A payment transaction can only be considered to be authorised if you have given your consent to execute such a transaction. The way such consent is to be given has to be agreed in the contract between you and the payment provider (such as a bank). You may withdraw such consent but only in specific and limited circumstances.
It is always for the payment provider to prove how the transaction had been processed. If you deny having authorised an executed payment transaction, the use of a payment instrument recorded by the bank is not sufficient to prove that that transaction was authorised by you or that you acted fraudulently or negligently.

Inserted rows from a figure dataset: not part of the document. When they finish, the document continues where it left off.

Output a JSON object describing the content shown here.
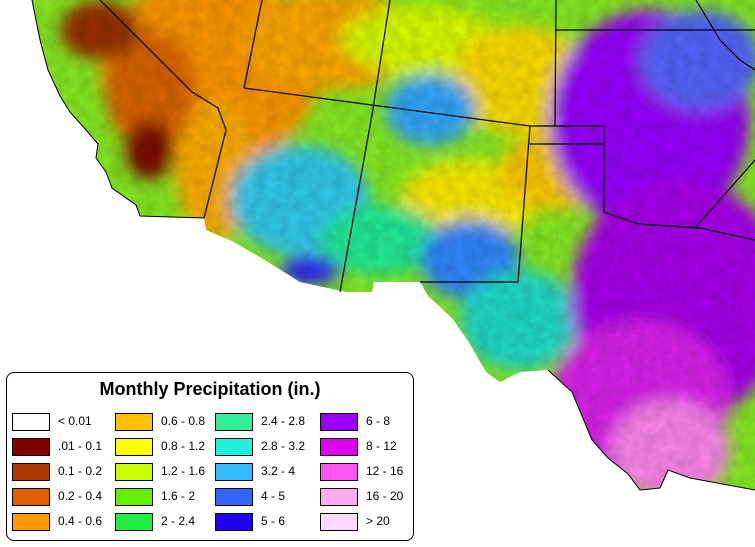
{
  "map": {
    "type": "choropleth",
    "subject": "precipitation"
  },
  "legend": {
    "title": "Monthly Precipitation (in.)",
    "classes": [
      {
        "label": "< 0.01",
        "color": "#ffffff"
      },
      {
        "label": ".01 - 0.1",
        "color": "#7f0000"
      },
      {
        "label": "0.1 - 0.2",
        "color": "#b03a00"
      },
      {
        "label": "0.2 - 0.4",
        "color": "#e06000"
      },
      {
        "label": "0.4 - 0.6",
        "color": "#ff9900"
      },
      {
        "label": "0.6 - 0.8",
        "color": "#ffc000"
      },
      {
        "label": "0.8 - 1.2",
        "color": "#ffff00"
      },
      {
        "label": "1.2 - 1.6",
        "color": "#c8ff00"
      },
      {
        "label": "1.6 - 2",
        "color": "#66ee00"
      },
      {
        "label": "2 - 2.4",
        "color": "#22ee44"
      },
      {
        "label": "2.4 - 2.8",
        "color": "#33ee99"
      },
      {
        "label": "2.8 - 3.2",
        "color": "#22eedd"
      },
      {
        "label": "3.2 - 4",
        "color": "#33bbff"
      },
      {
        "label": "4 - 5",
        "color": "#3366ff"
      },
      {
        "label": "5 - 6",
        "color": "#2200ee"
      },
      {
        "label": "6 - 8",
        "color": "#9900ff"
      },
      {
        "label": "8 - 12",
        "color": "#dd00ee"
      },
      {
        "label": "12 - 16",
        "color": "#ff55ee"
      },
      {
        "label": "16 - 20",
        "color": "#ffaaee"
      },
      {
        "label": "> 20",
        "color": "#ffd6ff"
      }
    ]
  }
}
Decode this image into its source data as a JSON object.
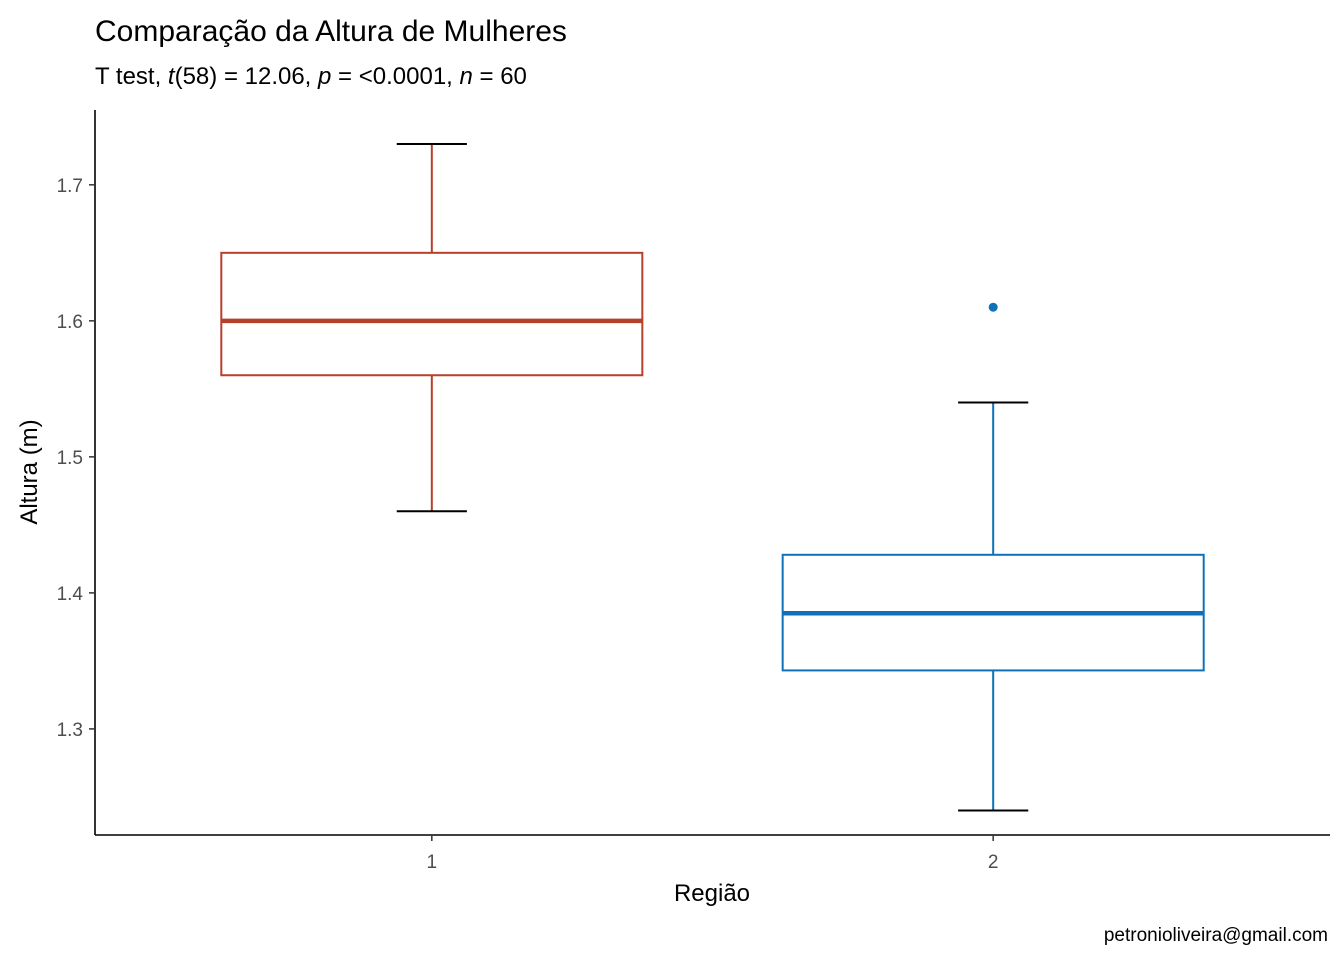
{
  "chart_data": {
    "type": "box",
    "title": "Comparação da Altura de Mulheres",
    "subtitle": {
      "prefix": "T test, ",
      "t_sym": "t",
      "t_args": "(58) = 12.06, ",
      "p_sym": "p",
      "p_text": " = <0.0001, ",
      "n_sym": "n",
      "n_text": " = 60"
    },
    "xlabel": "Região",
    "ylabel": "Altura (m)",
    "caption": "petronioliveira@gmail.com",
    "ylim": [
      1.222,
      1.755
    ],
    "yticks": [
      1.3,
      1.4,
      1.5,
      1.6,
      1.7
    ],
    "ytick_labels": [
      "1.3",
      "1.4",
      "1.5",
      "1.6",
      "1.7"
    ],
    "grid": false,
    "legend": "none",
    "categories": [
      "1",
      "2"
    ],
    "boxes": [
      {
        "category": "1",
        "color": "#b7402b",
        "whisker_low": 1.46,
        "q1": 1.56,
        "median": 1.6,
        "q3": 1.65,
        "whisker_high": 1.73,
        "outliers": []
      },
      {
        "category": "2",
        "color": "#0f72b8",
        "whisker_low": 1.24,
        "q1": 1.343,
        "median": 1.385,
        "q3": 1.428,
        "whisker_high": 1.54,
        "outliers": [
          1.61
        ]
      }
    ]
  }
}
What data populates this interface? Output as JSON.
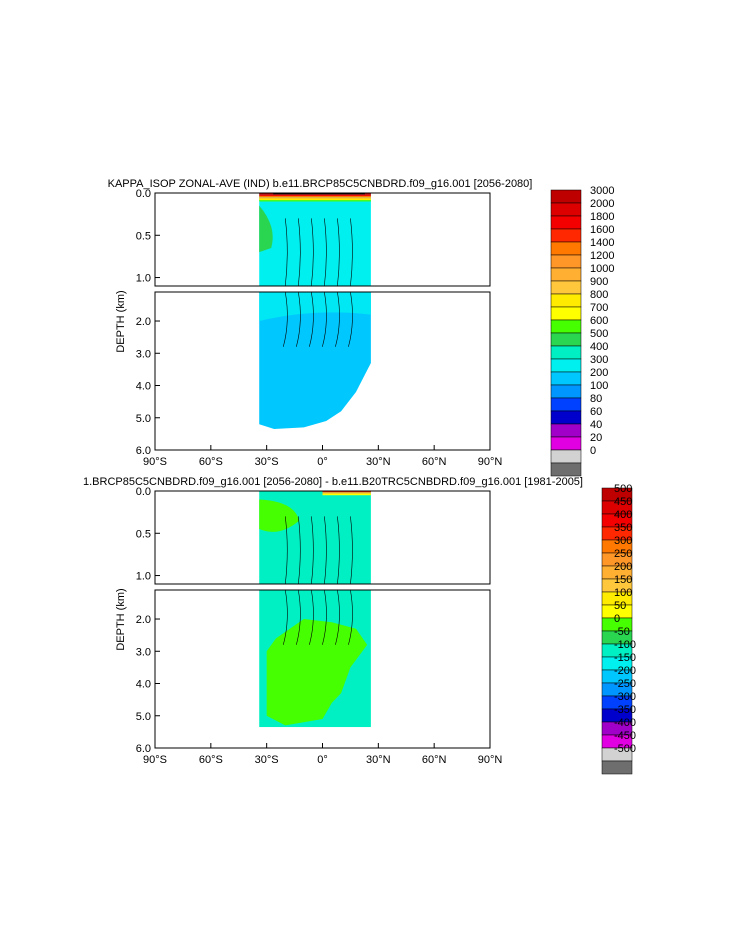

Payment Services Directive 2
According to general safeguards and corrective measures under the Payment Services Directive 2:
you have the right to obtain correction from your payment service provider if you notify it on becoming aware of any unauthorised or incorrectly executed payment transactions no later than 13 months after the debit date (i.e. the date on which the transaction appeared on your statement);
in order to safeguard your interests, the payment service provider reserves the right to block a payment instrument – typically for objectively justified reasons related to the security of the payment instrument or the suspicion of unauthorised or fraudulent use of the payment instrument;
if the payment service provider proposes changes to the conditions of the framework contract you are deemed to have accepted those changes if you do not notify the payment service provider before the proposed date of their entry into force that you do not accept the changes. In the event that you reject those changes, you have the right to terminate the framework contract free of charge and with effect at any time until the date when the changes become operative.